長孫皇后聽他這麽說,也是很欣慰,知道學習是好的。
“你現在要多學習,將來才能治理好這個國家,知道嗎?”,長孫皇后還是很嚴肅的說著。
一邊錢豐一臉古怪,我去,我這大舅哥日子不好過,被長孫皇后這樣管著,只能為他默哀三分鍾。
“母后,放心,兒臣一定努力,對了,聽說錢豐的算術可是獨步天下,有沒有興趣一起參加才學大賽呢?”,李承乾壞笑道。
“嗯,這個提議好,豐兒,你也參加,爭取給我們皇家搞一個頭名回來。”,長孫皇后對錢豐很有信心,聽李承乾這麽說,也想讓錢豐參加。

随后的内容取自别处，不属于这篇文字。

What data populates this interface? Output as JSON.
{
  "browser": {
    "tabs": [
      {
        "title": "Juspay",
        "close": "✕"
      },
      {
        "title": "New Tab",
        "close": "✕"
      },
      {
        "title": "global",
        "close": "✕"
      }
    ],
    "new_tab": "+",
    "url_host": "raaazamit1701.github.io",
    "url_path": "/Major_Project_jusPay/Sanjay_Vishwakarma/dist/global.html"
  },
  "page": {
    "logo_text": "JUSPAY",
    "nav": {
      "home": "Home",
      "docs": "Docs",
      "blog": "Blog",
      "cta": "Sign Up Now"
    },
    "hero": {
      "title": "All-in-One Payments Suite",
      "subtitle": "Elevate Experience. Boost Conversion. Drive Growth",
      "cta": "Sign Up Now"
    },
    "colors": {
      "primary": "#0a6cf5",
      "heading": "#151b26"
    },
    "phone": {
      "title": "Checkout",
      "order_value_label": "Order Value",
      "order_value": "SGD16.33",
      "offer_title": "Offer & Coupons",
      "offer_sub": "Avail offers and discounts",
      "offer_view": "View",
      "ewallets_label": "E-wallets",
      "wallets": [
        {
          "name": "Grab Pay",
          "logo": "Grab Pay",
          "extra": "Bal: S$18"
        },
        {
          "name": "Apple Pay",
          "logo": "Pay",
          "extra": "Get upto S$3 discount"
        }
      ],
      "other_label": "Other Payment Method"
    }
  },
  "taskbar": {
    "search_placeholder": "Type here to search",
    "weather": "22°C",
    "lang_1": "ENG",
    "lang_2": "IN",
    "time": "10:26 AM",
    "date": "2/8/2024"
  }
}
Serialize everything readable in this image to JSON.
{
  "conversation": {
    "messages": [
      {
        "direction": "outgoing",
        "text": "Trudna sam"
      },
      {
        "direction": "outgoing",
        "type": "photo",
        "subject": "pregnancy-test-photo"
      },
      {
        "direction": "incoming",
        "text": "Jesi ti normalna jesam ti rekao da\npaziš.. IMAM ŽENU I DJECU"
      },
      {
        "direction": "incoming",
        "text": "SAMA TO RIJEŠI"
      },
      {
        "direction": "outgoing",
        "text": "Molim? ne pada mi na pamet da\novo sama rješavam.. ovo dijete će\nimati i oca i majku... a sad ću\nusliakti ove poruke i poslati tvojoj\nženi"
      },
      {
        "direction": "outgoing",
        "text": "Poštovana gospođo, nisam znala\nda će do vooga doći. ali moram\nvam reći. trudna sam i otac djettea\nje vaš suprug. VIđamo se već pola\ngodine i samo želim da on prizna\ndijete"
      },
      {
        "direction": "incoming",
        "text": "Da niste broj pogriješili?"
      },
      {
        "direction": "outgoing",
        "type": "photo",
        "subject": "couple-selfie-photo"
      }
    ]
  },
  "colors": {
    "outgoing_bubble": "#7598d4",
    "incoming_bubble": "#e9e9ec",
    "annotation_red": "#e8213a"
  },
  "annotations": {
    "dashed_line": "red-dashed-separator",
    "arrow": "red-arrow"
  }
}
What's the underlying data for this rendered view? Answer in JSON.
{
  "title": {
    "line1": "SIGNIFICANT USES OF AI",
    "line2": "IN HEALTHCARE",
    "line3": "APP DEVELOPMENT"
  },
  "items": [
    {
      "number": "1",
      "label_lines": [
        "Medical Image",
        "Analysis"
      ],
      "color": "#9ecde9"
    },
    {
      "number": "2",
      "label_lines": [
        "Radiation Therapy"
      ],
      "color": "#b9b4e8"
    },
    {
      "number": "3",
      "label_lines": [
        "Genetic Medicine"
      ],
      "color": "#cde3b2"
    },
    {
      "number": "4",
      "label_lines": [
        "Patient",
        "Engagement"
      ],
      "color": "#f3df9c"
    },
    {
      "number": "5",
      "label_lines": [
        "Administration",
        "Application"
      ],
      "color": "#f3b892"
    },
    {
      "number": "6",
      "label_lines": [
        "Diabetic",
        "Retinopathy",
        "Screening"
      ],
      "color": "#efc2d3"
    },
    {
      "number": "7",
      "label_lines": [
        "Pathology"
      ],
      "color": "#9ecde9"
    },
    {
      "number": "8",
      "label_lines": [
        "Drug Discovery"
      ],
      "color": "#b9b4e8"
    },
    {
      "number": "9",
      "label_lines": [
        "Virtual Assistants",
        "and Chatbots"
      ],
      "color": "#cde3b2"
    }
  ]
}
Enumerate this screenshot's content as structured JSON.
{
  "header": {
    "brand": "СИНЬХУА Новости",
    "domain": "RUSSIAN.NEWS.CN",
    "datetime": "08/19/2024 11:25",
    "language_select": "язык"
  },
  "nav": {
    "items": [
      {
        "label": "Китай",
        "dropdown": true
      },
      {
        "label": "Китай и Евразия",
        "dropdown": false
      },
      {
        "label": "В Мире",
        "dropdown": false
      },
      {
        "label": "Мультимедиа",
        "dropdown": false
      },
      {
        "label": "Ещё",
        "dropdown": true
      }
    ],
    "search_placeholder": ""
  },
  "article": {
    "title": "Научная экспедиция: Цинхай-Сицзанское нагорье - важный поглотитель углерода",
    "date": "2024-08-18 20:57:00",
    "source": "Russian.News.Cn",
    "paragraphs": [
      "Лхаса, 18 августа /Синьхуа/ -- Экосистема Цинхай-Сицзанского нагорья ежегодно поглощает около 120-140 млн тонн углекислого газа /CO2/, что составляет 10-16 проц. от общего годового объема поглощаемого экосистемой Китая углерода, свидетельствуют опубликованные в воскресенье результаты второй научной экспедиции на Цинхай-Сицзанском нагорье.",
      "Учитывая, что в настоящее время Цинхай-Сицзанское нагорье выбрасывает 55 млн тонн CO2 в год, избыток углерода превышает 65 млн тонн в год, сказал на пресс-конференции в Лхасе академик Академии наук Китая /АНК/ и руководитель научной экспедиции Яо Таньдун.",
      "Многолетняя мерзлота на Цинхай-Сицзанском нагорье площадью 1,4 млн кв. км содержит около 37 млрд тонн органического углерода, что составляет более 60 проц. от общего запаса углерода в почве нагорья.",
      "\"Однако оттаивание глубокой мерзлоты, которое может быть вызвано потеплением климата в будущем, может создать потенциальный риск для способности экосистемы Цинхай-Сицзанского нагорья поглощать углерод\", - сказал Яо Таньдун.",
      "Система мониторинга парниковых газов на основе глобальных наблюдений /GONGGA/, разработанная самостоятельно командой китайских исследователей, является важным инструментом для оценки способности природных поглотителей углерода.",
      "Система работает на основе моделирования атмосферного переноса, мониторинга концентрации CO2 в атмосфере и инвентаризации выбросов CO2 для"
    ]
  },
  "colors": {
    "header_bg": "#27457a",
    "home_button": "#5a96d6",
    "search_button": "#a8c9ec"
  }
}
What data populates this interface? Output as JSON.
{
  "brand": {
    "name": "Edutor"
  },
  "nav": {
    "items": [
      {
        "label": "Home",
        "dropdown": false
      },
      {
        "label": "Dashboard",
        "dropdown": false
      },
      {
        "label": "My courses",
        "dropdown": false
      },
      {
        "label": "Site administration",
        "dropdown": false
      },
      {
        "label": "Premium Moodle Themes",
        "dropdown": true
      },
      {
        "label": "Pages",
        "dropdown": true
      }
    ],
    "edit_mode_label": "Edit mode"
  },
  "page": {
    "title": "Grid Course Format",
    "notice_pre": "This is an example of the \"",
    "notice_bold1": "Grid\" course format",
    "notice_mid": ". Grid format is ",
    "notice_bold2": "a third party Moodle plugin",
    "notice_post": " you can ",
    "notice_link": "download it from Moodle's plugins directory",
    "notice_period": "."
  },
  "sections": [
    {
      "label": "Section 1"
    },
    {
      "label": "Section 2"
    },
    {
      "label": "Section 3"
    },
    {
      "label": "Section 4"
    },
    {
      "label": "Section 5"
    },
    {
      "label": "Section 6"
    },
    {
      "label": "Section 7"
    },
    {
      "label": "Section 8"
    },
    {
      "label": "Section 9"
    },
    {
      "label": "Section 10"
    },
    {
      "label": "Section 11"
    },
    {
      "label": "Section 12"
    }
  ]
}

“那個母后,我現在很忙啊,你看下午還要去談這個紙的生意,回頭還要弄瓷器作坊,我還有好多事呢?”,錢豐可不想去,還不如在家弄點實際的東西,掙點錢花。
“沒事,你就參加下,代表下就行,對了,豐兒,你昨天把錢都拿過來了,你自己的那份怎麽沒抽出來?”,長孫皇后疑問道。
錢豐看長孫皇后這是硬要自己去了,也不反抗,反正到時候拿不到名次,也不怪自己。
“我聽長樂說,現在宮裡用度大減,母后都快一年沒買新衣服了,我這裡就算了吧,我還有酒樓,一天也有個200多貫進帳,用錢的地方也不多,您就留著吧,我估摸著父皇那邊也是需要用錢的,現在這些錢,不一定夠呢,放心,女婿別的本事沒有,搞錢這事,我敢說第三,沒人敢說第二。”,錢豐豪氣的說道。
“不對啊,那第一是誰啊?”,李承乾奇怪的問道。
“我說大舅哥,你怎回事兒呢,你沒聽過一句話嗎?普天之下,莫非王土,率土之濱,莫非王臣,這天下第一還是誰?你想,好想想?”,錢豐一臉鄙視道。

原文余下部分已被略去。